Zo is het in de prediking van Gods genade. Als de genade wordt aangezegd en de zondaar geroepen wordt om tot God weer te keren en dat God Zich zijner wil ontfermen, dan betekent die prediking vanzelf enerzijds dat God begerig is om genadig te zijn. Maar anderzijds predikt dat het wee voor wie zich niet onderwerpt. Dat oordeel zal dan des te zwaarder zijn. Of om het met de woorden van Paulus te zeggen: “Hoe zullen we ontvlieden, indien we op zo’n grote zaligheid geen acht nemen.”

Daar is geen opmerken in de stad. Vervolgens wordt de rode vlag gehesen op de berg Gerechtigheid. Het is de vlag van kapitein Oordeel. Het is de vlag waarin een vurige oven te zien is. Vanuit de stad kan men nu die vlag zien wapperen. U bemerkt wel dat Bunyan hier tekent wat Christus eens zei: “We hebben u op de fluit gespeeld… We hebben u klaagliederen gezongen…” Beide vlaggen zijn twee dagen te zien op de berg Gerechtigheid en op de berg Genade; maar er is geen opmerken. Dan wordt de zwarte vlag gehesen, de vlag die het oordeel en de verwoesting aankondigt. De vlag met die drie brandende kogels erin. Maar dit alles heeft geen uitwerking. Vorst Immanuel zegt zeer lankmoedig: “Ik denk dat ze het niet begrijpen. Ik denk dat de stad Mensenziel niet weet hoe ik gewend ben te onderhandelen met Diabolus en hoe ik gewend ben om hem te bestrijden.

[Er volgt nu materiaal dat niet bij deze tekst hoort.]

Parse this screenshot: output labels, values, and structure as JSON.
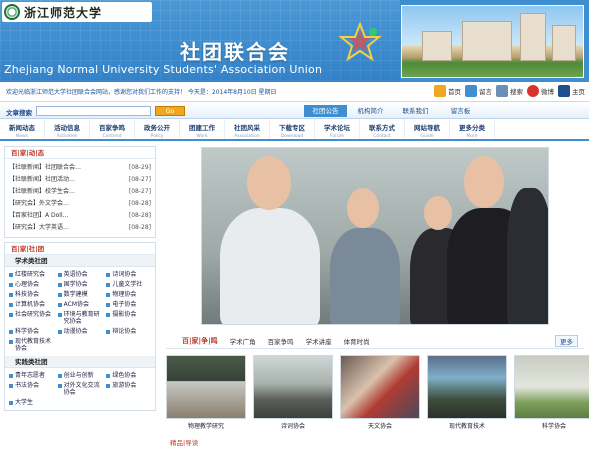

Hij zegt daarom: “Laat een bode naar de poort gaan en laat het hen nogmaals medegedeeld worden.” Zo bemerkt u dat Vorst Immanuel doende is om de stad Mensenziel te onderwerpen. Zou het Hem lukken, denkt u? Wie zou daar twijfel over durven hebben. Zou Hij niet machtig zijn om te verlossen? Er zijn er die de strijd van de stad Mensenziel van binnenuit kennen en die weten hoe het dan tekeer kan gaan. Als men er achter moet komen dat er niets is wat meewerkt aan de bekering, is dat beangstigend. Men is verschrikt als men ondervindt dat er niets is wat zich onderwerpt. Men bemerkt dat we niet op de plek kunnen komen waar we horen: de lage plaats onder God. Er is niets in staat om daar te komen. Wij brengen onszelf daar niet. En de kapiteins van El-Schaddaï brengen ons daar ook niet. Die zijn niet bij machte om de stad Mensenziel te brengen op het plaatsje waar de stad zijn moet. Maar dan komt Vorst Immanuel en hij kan het wel! Hij zal tonen de machtige te zijn, ook al is er dan geen hulp van binnenuit. Hij is bij machte de stad Mensenziel op haar plaats te brengen. We hopen dat u dat zelf van binnenuit mag ervaren. Als een wonder van buitenaf, binnen in uw hart. Dan zullen het geen vreemde zaken zijn die we in het verdere nog gaan verhandelen.